My favorite part of Grant’s performance is how it proves he’s not afraid to look silly. There’s a great scene where, while flirting with Regina, he hops into the shower still wearing his suit for a funny routine. It would have been easy for the leading man to play it cool but it’s another testament to the actor’s charm that he could successfully play a comedic role. Also, the supporting players are suitably menacing and Walter Matthau especially stands out as a concerned CIA agent.

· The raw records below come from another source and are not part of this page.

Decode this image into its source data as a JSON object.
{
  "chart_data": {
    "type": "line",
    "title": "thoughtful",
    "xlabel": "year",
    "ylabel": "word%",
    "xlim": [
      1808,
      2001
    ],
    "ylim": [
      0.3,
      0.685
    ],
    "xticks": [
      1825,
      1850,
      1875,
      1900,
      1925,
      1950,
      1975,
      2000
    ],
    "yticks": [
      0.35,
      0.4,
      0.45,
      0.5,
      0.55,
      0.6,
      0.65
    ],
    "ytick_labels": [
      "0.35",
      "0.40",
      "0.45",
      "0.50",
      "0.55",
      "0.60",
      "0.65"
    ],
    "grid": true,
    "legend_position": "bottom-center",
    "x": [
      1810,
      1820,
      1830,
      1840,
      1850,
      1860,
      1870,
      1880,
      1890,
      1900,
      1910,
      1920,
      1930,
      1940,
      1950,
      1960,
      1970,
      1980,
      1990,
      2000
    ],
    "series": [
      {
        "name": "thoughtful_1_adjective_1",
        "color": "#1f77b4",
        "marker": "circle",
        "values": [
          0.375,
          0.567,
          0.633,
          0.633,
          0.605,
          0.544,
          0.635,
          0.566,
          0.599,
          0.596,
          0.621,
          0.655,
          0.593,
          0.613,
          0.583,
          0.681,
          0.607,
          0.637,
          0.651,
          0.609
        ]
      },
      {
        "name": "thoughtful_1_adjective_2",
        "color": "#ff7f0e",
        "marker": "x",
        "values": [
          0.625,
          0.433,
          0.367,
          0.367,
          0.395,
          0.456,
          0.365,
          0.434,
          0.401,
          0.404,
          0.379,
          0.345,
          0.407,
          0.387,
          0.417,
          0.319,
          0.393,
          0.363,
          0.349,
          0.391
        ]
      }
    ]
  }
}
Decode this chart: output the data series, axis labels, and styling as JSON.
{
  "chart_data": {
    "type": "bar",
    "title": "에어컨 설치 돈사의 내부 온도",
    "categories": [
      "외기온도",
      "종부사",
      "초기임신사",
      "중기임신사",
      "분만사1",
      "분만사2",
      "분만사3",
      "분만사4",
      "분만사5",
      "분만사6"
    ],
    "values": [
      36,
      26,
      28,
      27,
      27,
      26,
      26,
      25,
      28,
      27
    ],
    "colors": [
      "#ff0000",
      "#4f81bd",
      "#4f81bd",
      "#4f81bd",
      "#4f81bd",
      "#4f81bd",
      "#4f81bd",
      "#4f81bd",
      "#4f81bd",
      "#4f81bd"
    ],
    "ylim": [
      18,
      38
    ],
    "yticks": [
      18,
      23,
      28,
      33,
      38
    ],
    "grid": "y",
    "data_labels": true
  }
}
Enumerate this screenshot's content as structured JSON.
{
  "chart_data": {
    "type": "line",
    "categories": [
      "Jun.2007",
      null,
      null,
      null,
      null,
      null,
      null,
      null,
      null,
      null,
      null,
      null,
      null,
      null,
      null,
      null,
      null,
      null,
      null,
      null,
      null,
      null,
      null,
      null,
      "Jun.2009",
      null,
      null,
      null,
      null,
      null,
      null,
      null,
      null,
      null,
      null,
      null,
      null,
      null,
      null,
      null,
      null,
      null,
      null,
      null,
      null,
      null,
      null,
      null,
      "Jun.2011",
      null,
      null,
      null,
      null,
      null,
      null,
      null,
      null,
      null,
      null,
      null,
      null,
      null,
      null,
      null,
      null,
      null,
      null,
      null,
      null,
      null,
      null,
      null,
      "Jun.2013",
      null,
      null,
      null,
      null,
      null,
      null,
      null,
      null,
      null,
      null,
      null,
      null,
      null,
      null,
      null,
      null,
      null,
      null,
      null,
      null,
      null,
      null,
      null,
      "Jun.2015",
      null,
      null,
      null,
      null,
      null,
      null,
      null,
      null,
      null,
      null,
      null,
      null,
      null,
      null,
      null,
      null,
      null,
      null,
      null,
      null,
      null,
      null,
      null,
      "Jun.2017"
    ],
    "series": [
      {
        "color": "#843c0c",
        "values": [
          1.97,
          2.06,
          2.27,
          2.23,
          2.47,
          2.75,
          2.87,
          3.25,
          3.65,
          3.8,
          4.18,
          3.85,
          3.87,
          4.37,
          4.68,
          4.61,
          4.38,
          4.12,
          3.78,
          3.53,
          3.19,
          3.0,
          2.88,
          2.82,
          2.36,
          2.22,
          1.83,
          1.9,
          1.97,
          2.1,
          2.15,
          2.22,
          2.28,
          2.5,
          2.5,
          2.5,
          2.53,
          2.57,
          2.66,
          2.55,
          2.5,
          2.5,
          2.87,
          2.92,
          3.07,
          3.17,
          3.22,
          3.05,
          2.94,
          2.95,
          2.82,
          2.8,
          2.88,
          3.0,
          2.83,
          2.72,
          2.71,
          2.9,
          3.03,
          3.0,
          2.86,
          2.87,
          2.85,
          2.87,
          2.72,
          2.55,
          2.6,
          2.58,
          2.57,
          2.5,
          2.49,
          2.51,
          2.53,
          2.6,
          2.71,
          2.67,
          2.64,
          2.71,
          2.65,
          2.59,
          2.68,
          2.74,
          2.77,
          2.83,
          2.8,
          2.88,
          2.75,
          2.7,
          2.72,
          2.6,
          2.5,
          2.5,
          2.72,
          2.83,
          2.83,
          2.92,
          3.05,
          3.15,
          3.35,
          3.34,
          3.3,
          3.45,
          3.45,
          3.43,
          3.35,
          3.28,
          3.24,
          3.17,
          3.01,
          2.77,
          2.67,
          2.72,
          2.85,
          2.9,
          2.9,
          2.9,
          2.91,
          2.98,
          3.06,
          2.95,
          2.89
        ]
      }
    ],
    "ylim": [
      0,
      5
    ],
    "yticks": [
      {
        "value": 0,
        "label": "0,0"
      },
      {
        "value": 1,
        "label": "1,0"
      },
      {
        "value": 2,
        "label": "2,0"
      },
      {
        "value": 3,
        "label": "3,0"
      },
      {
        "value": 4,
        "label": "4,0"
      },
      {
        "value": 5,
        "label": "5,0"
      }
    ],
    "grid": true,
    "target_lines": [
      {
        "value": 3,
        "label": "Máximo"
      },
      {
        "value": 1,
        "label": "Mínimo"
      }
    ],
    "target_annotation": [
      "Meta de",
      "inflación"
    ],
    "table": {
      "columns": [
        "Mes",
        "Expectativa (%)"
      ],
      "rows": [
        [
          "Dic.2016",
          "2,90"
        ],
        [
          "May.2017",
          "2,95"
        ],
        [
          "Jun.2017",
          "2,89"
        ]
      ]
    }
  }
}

I wasn’t completely enamored with Charade though, as I couldn’t help but view Regina’s character as a typically sexist image of pre-1970’s women. She was shown as a helpless girl who, mere hours after her husband dies, is already throwing herself into the arms of another man–and no matter how many times she’s manipulated by Grant’s character, still is smitten by him. Additionally, she’s terrorized by all the men in the film, yet still relies on them every step of the way to get out of her predicament. I think it’s fun to imagine Katherine Hepburn being cast as “Reggie”, wearing pants and eventually shooting Peter after one too many lies…probably would’ve been a bit too dark.
Accepting that sexism was par for the course in early ’60s cinema, Charade is a very good film that’s both entertaining and smart. Donen proves a versatile director and Stone writes a mean script but let’s be honest, it’s all about Cary Grant’s easy charm and Audrey Hepburn’s badass frames.